Sweet Life 〜僕らの甘い時間〜【気象系BL】
第31章 ささのはサラサラ
今日は七夕。
学校から帰ってきた和の手には、和の背丈程もある笹が握られていて…
俺はそれを窓辺に飾った。
笹には、折り紙で作られた“天の川”や“星”“金魚”なんかが飾られていて、そのどれもが黄色一色。
勿論、短冊も黄色だ。
何となく笑えなくもないが、和らしいと言えば和らしく…
俺は何枚か括られた短冊の一枚一枚に目を通して行った。
『みんながずっとなかよしでいられますように』
ああ、翔くんや潤くん、サトくんのことかな?
『ほしいゲームがかってもらえますように』
…ったく、頭の中ゲームばっかなんだから…
『パパがいい子になれますように』
ん? 俺…?(^_^;)
『パパにコビトができますように』
余計なお世話だ(;^_^A
ってか、今はそんな暇ないし(笑)
黄色い短冊には、まだ覚えたての拙い文字で、だけど一生懸命書いた願い事が書いてあって…

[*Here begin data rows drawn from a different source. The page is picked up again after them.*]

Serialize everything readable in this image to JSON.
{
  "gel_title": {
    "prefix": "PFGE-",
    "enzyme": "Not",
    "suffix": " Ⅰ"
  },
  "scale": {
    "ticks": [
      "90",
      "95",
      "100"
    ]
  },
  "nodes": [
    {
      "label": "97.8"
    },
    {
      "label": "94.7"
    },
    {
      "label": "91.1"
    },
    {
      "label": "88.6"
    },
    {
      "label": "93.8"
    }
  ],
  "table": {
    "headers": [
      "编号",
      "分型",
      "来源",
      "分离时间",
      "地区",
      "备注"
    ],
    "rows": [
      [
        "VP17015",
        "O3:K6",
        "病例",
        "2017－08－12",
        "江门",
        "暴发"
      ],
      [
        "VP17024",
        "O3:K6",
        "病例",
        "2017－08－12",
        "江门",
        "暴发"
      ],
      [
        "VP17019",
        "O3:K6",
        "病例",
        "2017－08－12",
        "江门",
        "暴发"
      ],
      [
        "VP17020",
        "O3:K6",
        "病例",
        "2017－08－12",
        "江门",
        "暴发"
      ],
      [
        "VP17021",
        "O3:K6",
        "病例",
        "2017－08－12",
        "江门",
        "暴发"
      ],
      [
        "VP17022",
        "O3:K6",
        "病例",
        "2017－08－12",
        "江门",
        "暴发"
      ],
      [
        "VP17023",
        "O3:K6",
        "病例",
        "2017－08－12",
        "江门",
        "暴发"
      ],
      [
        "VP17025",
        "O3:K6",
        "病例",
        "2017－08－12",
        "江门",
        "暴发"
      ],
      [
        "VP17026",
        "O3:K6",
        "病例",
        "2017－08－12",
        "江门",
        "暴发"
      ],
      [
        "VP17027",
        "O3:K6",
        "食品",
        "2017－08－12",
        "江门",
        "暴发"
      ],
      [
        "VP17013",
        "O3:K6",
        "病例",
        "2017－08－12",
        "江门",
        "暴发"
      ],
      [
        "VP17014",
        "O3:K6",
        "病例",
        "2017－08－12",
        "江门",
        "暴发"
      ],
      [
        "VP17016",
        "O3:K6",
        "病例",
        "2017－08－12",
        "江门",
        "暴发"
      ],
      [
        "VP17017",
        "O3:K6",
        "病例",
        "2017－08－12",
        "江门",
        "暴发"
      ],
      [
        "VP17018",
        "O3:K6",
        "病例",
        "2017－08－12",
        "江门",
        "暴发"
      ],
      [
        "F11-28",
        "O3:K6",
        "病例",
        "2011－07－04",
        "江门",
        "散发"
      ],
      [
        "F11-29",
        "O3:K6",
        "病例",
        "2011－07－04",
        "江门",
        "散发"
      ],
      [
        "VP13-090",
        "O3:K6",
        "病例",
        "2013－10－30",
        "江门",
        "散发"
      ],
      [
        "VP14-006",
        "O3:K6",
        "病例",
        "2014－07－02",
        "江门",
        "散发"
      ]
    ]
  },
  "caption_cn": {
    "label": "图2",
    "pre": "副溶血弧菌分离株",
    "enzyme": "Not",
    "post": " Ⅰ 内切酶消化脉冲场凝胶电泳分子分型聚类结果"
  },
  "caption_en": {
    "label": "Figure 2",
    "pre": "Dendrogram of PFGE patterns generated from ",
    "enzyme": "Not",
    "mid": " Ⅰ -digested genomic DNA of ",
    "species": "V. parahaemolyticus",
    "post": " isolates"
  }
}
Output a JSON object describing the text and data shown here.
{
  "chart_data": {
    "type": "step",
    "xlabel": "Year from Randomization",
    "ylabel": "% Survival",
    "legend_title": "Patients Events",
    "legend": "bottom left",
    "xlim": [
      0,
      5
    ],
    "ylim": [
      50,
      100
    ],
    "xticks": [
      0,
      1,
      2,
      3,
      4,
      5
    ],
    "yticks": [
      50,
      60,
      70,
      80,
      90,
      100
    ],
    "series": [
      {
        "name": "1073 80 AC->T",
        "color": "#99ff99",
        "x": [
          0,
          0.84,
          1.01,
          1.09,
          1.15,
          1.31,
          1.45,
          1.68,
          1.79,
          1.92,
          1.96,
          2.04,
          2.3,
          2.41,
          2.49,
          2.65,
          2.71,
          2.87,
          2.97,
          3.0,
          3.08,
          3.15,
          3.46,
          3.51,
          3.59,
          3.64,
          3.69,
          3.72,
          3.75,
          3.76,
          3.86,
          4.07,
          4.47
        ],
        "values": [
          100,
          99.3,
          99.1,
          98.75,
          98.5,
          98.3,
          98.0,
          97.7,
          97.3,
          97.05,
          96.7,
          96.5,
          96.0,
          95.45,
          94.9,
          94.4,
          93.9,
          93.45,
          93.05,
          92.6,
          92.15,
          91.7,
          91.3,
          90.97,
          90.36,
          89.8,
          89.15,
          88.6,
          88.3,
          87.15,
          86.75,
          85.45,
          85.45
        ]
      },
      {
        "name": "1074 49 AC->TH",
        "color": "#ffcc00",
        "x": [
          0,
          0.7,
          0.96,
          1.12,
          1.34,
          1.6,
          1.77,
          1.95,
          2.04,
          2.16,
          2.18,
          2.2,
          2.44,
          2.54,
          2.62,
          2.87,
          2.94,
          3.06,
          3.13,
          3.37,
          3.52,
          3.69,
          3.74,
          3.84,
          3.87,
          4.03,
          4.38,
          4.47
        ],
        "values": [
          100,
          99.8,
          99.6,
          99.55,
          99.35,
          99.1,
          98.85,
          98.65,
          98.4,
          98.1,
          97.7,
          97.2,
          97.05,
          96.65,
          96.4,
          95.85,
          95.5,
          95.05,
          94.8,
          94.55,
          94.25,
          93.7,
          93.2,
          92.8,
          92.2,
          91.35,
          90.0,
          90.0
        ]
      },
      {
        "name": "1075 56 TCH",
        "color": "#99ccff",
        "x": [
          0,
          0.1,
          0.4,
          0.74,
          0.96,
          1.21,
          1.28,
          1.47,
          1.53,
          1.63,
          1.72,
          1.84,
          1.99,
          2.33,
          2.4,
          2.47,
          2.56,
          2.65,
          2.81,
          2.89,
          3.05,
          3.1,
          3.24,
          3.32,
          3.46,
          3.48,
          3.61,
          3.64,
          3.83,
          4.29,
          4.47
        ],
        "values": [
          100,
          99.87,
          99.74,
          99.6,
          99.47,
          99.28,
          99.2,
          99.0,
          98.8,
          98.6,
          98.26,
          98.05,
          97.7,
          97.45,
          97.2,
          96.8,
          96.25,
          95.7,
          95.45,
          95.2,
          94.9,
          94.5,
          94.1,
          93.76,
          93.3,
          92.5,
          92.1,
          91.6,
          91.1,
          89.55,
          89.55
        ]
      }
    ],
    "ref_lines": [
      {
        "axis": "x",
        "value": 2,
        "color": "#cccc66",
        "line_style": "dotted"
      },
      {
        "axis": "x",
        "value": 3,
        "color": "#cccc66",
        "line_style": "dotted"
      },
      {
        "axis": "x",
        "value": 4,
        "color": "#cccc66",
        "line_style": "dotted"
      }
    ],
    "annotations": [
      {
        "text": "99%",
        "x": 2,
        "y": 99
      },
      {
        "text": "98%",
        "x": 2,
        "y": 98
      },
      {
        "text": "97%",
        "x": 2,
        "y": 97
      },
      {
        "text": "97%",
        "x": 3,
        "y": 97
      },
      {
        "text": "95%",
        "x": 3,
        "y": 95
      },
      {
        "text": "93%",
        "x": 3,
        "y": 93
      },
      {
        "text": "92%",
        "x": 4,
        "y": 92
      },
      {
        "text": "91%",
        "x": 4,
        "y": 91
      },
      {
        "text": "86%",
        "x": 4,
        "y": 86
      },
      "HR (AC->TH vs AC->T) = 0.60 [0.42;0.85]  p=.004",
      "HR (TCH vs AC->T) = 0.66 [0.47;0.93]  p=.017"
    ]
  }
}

俺はそれを読みながら、胸がジンと熱くなるのを感じていた。
「ん? これだけ色が違う?」
黄色一色の中に、一枚だけ違う色の短冊。
それは、白い短冊にクレヨンで五色に塗っただけの物で、俺はそれを手に取ると、微かに見える文字を読んでいった。
『雨が止みますように』
雨…?
ああ、もしかして…
連日テレビなどで報道されている、ある地方に降り続く大雨のニュースのことを言ってるのか?
でもどうしてこれだけ色が…?
「あのね、雨止んだら虹出るでしょ? だからだよ」
なるほどね、そっか…。
二色足りないけど、そうだね…。
「願い事叶うといいな、和?」
「うん。い〜っぱい雨降ったから、きっと大きな虹が出るよ」
そうだな。
大きな虹が出るように、パパもお願いしようかな。
俺は緑の折り紙を取り出すと、そこに小さな願い事を書いて、笹に括った。